While a detailed budget forecast will not be available until April 14, County Administrator Susan Muranishi constructed a less-than-rosy budget scenario seemingly plagued with deepening deficits from the federal level on down.

Last year the Board of Supervisor balanced a record $152.4 million budget shortfall featuring stinging cuts to staff and much-needed social programs. To make matter worse, Muranishi said last year’s deficit was cured with 69 percent of one-time-only funding sources.

Much of the fear for this next fiscal years surrounds a torpid housing market in the Bay Area. Ninety percent of the county’s revenues come from property taxes. With home prices plummeting by a median average of nearly $300,000 over the past three years, there is much to be worried about.

Just a quarter of the county’s revenue, though, is discretionary, said Muranishi. Most of it comes from the state and federal government, but they will not do much to help the situation.

California is struggling to balance a $26 billion shortfall with the possibility rising for an “all cuts” budget after Gov. Jerry Brown ended negotiations with state Republicans last week. News from Washington Tuesday suggests Republicans may also allow a shut down of the federal government this Friday if they don’t secure additional cuts to the deficit from the president.

Tuesday’s early work session is the first of many discussion the board of supervisors will hold over the next two months. They hope to approve a budget for the 2011-12 fiscal year by the end of June.

Residents Say City Changed Rules, Footed Them With $10,000 Bill For Sewer Connection

By Steven Tavares

An aging century-old sewer line in San Leandro's north side is unrepairable and the city wants an angry group of nine homeowners to foot the bill in excess of $10,000 to connect to a city-owned adjacent line.

Residents crowded the San Leandro City Council chambers Monday night howling in protest to a change in the city’s administrative code last December made relatively under the radar. A clutch of nine homes located at a stretch on Dowling/Dutton/Beverly known as the Dutton Triangle were recently told a crumbling sewer line running underneath their homes would not be repaired. The issue was tabled during Monday's session for reconsideration, likely because of the vociferous blow back from residents.

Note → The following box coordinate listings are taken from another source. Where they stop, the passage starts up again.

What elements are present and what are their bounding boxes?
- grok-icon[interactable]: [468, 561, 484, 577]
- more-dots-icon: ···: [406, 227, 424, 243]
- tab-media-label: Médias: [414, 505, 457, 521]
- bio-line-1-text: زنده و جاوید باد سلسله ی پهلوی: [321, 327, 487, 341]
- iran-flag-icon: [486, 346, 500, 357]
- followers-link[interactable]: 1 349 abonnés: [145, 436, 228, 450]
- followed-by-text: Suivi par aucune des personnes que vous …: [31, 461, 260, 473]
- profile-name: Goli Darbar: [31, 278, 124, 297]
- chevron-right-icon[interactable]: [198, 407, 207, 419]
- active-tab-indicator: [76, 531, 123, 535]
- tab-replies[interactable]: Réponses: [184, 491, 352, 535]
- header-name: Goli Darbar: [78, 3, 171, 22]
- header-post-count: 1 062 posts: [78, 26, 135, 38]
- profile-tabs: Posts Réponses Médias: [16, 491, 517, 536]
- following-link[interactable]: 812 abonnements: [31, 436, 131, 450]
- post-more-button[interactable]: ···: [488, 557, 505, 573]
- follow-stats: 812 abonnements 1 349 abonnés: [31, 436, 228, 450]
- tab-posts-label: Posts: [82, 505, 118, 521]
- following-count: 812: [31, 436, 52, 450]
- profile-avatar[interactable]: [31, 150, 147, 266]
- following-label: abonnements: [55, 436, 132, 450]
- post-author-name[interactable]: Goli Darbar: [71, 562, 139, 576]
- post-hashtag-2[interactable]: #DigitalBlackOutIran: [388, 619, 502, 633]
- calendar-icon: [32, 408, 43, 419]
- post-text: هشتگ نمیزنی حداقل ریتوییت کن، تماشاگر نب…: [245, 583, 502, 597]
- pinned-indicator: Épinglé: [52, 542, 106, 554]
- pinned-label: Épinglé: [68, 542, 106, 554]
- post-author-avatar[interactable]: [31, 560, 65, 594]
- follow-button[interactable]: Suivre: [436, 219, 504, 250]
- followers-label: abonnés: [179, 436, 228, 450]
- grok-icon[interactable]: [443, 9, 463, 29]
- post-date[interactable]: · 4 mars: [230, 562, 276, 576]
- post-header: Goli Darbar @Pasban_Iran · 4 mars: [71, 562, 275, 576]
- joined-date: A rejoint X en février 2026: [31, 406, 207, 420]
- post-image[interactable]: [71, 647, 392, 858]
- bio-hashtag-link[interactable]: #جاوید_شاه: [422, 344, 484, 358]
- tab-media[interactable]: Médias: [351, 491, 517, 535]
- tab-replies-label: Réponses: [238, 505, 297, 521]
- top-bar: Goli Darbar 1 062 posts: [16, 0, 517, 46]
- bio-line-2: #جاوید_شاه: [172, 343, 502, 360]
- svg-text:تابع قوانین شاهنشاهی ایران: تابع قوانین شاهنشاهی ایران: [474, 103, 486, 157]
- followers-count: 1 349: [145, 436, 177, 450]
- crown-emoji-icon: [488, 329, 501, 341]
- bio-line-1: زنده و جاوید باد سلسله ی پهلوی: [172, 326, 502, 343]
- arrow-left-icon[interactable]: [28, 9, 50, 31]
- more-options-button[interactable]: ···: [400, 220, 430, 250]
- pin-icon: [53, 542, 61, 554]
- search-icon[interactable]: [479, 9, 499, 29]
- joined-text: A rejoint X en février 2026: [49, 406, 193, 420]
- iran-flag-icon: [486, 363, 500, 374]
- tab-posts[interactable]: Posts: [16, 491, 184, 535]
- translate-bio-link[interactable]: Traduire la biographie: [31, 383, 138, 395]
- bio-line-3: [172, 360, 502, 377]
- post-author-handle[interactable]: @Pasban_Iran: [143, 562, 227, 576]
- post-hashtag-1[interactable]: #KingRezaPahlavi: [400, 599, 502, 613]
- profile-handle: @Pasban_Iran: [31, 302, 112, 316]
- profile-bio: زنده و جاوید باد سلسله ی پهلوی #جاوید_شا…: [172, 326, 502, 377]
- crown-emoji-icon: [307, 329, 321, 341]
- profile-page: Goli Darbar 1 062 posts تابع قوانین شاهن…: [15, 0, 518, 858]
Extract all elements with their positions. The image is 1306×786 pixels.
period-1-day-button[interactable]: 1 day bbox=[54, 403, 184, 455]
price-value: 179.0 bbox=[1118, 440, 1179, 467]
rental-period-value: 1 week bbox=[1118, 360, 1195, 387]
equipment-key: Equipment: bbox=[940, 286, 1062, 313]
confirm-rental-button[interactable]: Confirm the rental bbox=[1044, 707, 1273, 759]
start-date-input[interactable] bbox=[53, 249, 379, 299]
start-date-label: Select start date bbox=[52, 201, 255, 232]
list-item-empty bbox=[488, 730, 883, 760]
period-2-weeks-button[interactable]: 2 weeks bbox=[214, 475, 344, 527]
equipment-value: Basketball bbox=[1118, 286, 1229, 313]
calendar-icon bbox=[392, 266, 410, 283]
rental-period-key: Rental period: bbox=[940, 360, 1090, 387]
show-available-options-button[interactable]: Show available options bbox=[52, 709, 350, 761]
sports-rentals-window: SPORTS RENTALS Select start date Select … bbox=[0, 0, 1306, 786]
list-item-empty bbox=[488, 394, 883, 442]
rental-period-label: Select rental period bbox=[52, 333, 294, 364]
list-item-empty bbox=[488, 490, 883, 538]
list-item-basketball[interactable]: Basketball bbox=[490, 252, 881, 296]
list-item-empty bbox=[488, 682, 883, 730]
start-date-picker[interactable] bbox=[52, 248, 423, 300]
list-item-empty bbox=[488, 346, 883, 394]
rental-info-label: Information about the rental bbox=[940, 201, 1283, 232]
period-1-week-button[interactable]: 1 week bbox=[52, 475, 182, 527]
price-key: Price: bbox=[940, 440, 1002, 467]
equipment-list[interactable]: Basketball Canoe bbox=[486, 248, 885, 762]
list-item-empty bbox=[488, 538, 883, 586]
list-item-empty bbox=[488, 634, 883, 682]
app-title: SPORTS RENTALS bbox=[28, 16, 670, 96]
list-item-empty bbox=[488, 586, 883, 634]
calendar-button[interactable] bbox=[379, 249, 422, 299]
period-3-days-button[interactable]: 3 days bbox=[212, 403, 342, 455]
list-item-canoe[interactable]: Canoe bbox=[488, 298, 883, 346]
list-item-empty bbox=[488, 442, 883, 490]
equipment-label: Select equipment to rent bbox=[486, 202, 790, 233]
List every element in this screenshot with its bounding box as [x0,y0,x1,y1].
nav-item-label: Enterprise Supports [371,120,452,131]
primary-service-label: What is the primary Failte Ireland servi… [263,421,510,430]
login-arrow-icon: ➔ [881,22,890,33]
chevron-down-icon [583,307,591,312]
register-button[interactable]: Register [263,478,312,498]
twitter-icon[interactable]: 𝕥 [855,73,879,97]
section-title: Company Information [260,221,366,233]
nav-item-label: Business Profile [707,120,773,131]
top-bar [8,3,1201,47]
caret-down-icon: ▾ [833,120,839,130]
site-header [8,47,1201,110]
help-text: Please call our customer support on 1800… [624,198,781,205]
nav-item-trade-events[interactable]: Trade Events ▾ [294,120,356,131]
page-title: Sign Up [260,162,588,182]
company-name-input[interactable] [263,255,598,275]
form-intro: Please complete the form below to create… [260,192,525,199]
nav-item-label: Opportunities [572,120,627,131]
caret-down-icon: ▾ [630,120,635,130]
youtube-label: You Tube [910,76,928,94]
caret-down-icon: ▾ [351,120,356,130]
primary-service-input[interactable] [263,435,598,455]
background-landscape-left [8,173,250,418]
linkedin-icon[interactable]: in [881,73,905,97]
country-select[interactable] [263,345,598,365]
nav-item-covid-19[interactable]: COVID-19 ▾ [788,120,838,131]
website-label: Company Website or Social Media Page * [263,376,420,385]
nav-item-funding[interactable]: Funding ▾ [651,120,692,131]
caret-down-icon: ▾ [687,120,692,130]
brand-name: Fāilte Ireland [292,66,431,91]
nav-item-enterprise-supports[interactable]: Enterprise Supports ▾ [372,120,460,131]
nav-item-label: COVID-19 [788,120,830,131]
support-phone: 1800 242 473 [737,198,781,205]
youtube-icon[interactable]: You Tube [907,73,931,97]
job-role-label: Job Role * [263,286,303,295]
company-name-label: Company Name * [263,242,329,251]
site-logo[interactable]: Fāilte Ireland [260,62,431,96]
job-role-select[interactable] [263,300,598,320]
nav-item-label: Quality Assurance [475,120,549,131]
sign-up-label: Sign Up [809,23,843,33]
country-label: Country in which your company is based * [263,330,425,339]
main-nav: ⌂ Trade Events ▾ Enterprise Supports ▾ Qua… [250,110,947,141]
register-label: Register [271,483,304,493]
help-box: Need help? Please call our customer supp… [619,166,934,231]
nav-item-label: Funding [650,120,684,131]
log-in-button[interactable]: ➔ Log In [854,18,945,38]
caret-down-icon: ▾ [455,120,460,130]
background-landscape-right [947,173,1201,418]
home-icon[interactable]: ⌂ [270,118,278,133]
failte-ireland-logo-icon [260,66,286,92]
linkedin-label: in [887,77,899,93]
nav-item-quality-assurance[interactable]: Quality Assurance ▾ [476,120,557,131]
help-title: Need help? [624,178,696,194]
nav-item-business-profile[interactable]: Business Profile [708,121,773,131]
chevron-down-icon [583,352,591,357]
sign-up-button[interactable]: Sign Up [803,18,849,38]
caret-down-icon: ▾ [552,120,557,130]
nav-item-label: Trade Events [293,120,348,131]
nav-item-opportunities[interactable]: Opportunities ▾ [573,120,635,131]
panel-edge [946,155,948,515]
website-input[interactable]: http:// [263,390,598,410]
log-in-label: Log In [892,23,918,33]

The city, though, says the sewer line believed to have been constructed around 1900, is private property. As the area was reconfigured for homes in the 1920s, ownership of the sewer line was never accepted by the city, said Uche Udemezue, the engineering and transportation director for the city.

The city says because of the unique layout of the sewer line in the Dutton Triangle, much of the pipe passes through the backyards of homes and underneath existing structures. One two-story home at 325 Dowling was built directly above the sewer line making reconstruction unfeasible, the city says.

Residents, including the nine homeowners affected, say they were only notified earlier this year of the potential costs associated with connecting their homes to the city’s sewer main. Depending on the situation, the cost of linking their existing upper lateral to the a lower lateral could cost between $6-$10,000 with the city offering residents low-interest loans for the work. A lower lateral is defined as the section of the line connecting the home to the main under the public right of way, typically beginning at the sidewalk. A litany of residents Monday night showed uncommon anger for city officials and claimed the city surreptitiously sneaked the city code past an unsuspecting public.